The satellites and subwoofer have an understated look about them. You won't find any glossy plastic, shiny chrome, or oddly shaped housings to speak of. Instead, the look is functional, with the small satellites sporting mesh-covered 3-inch drivers and a silk domed tweeter in a plain black enclosure. They're reassuringly sturdy and weighty, though, and look and feel like they'll stand up to some abuse. The 120-watt subwoofer is similarly weighty and clad in black, with its size giving it a monolithic stature.
It's significantly larger than subwoofers from similar systems, almost reaching the size found in most home theatre setups, so you'll need plenty of room under your desk to house it. This is because it uses 4th order band-pass technology, which Corsair claims provides deeper and more accurate bass compared to the ported bass-reflex designs commonly offered by rivals. It also houses the power supply, a 3.5mm jack input, a standard phono line-in, a two-stage amplifier for the sub itself, and four Class D digital amplification circuits for the bi-amplified satellites,
Bi-amplification isn't something normally seen in desktop 2.1 systems and is instead featured in much more expensive hi-fi, home theatre, and studio monitor setups.
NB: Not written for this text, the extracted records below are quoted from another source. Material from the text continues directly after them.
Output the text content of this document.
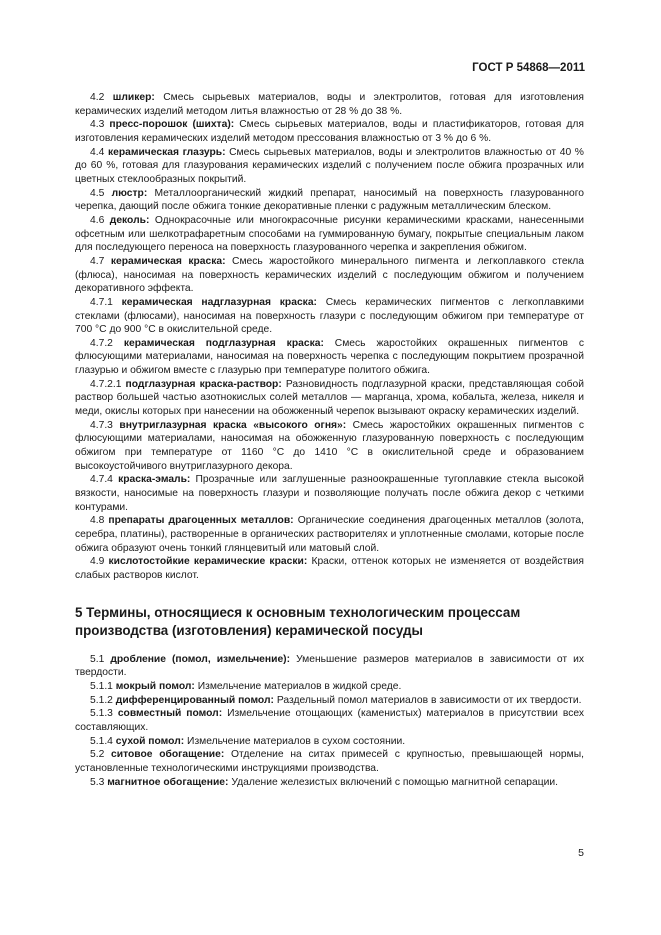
ГОСТ Р 54868—2011

4.2 шликер: Смесь сырьевых материалов, воды и электролитов, готовая для изготовления керамических изделий методом литья влажностью от 28 % до 38 %.

4.3 пресс-порошок (шихта): Смесь сырьевых материалов, воды и пластификаторов, готовая для изготовления керамических изделий методом прессования влажностью от 3 % до 6 %.

4.4 керамическая глазурь: Смесь сырьевых материалов, воды и электролитов влажностью от 40 % до 60 %, готовая для глазурования керамических изделий с получением после обжига прозрачных или цветных стеклообразных покрытий.

4.5 люстр: Металлоорганический жидкий препарат, наносимый на поверхность глазурованного черепка, дающий после обжига тонкие декоративные пленки с радужным металлическим блеском.

4.6 деколь: Однокрасочные или многокрасочные рисунки керамическими красками, нанесенными офсетным или шелкотрафаретным способами на гуммированную бумагу, покрытые специальным лаком для последующего переноса на поверхность глазурованного черепка и закрепления обжигом.

4.7 керамическая краска: Смесь жаростойкого минерального пигмента и легкоплавкого стекла (флюса), наносимая на поверхность керамических изделий с последующим обжигом и получением декоративного эффекта.

4.7.1 керамическая надглазурная краска: Смесь керамических пигментов с легкоплавкими стеклами (флюсами), наносимая на поверхность глазури с последующим обжигом при температуре от 700 °С до 900 °С в окислительной среде.

4.7.2 керамическая подглазурная краска: Смесь жаростойких окрашенных пигментов с флюсующими материалами, наносимая на поверхность черепка с последующим покрытием прозрачной глазурью и обжигом вместе с глазурью при температуре политого обжига.

4.7.2.1 подглазурная краска-раствор: Разновидность подглазурной краски, представляющая собой раствор большей частью азотнокислых солей металлов — марганца, хрома, кобальта, железа, никеля и меди, окислы которых при нанесении на обожженный черепок вызывают окраску керамических изделий.

4.7.3 внутриглазурная краска «высокого огня»: Смесь жаростойких окрашенных пигментов с флюсующими материалами, наносимая на обожженную глазурованную поверхность с последующим обжигом при температуре от 1160 °С до 1410 °С в окислительной среде и образованием высокоустойчивого внутриглазурного декора.

4.7.4 краска-эмаль: Прозрачные или заглушенные разноокрашенные тугоплавкие стекла высокой вязкости, наносимые на поверхность глазури и позволяющие получать после обжига декор с четкими контурами.

4.8 препараты драгоценных металлов: Органические соединения драгоценных металлов (золота, серебра, платины), растворенные в органических растворителях и уплотненные смолами, которые после обжига образуют очень тонкий глянцевитый или матовый слой.

4.9 кислотостойкие керамические краски: Краски, оттенок которых не изменяется от воздействия слабых растворов кислот.

5 Термины, относящиеся к основным технологическим процессам производства (изготовления) керамической посуды

5.1 дробление (помол, измельчение): Уменьшение размеров материалов в зависимости от их твердости.

5.1.1 мокрый помол: Измельчение материалов в жидкой среде.

5.1.2 дифференцированный помол: Раздельный помол материалов в зависимости от их твердости.

5.1.3 совместный помол: Измельчение отощающих (каменистых) материалов в присутствии всех составляющих.

5.1.4 сухой помол: Измельчение материалов в сухом состоянии.

5.2 ситовое обогащение: Отделение на ситах примесей с крупностью, превышающей нормы, установленные технологическими инструкциями производства.

5.3 магнитное обогащение: Удаление железистых включений с помощью магнитной сепарации.

5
What bi-amplification does is provide separate amplification to the mid-range driver and tweeter in each satellite through individual audio cables, rather than drive the entire satellite through one amplifier via a single cable. In theory, this should result in much better sound quality because each driver receives only the frequencies it's supposed to be reproducing, so there's much less chance of distortion. This does of course depend on how well the amplifier separates the low, mid, and high frequencies--commonly known as crossovers.
It's fortunate then that the SP2500 has some top-notch digital crossovers at its disposal. They're implemented using a digital signal processor (DSP), which means the crossover can be dynamically adjusted, so higher or lower frequencies can be sent to the sub and satellites on the fly. This can dramatically change the sound of the system and in conjunction with the DSP allows for special modes and environmental effects.
They're controlled using a supplied desktop controller, which features a colour LCD, a control dial, another 3.5mm jack input, a headphone output, and buttons for power, menu, volume, and subwoofer volume. The controller is very easy to use, with the control dial acting much like the iPod's clock wheel. You can scroll through lists of different EQ and environmental presets, adjust the volume, and change inputs with ease, and the bright LCD makes things easy to see late at night.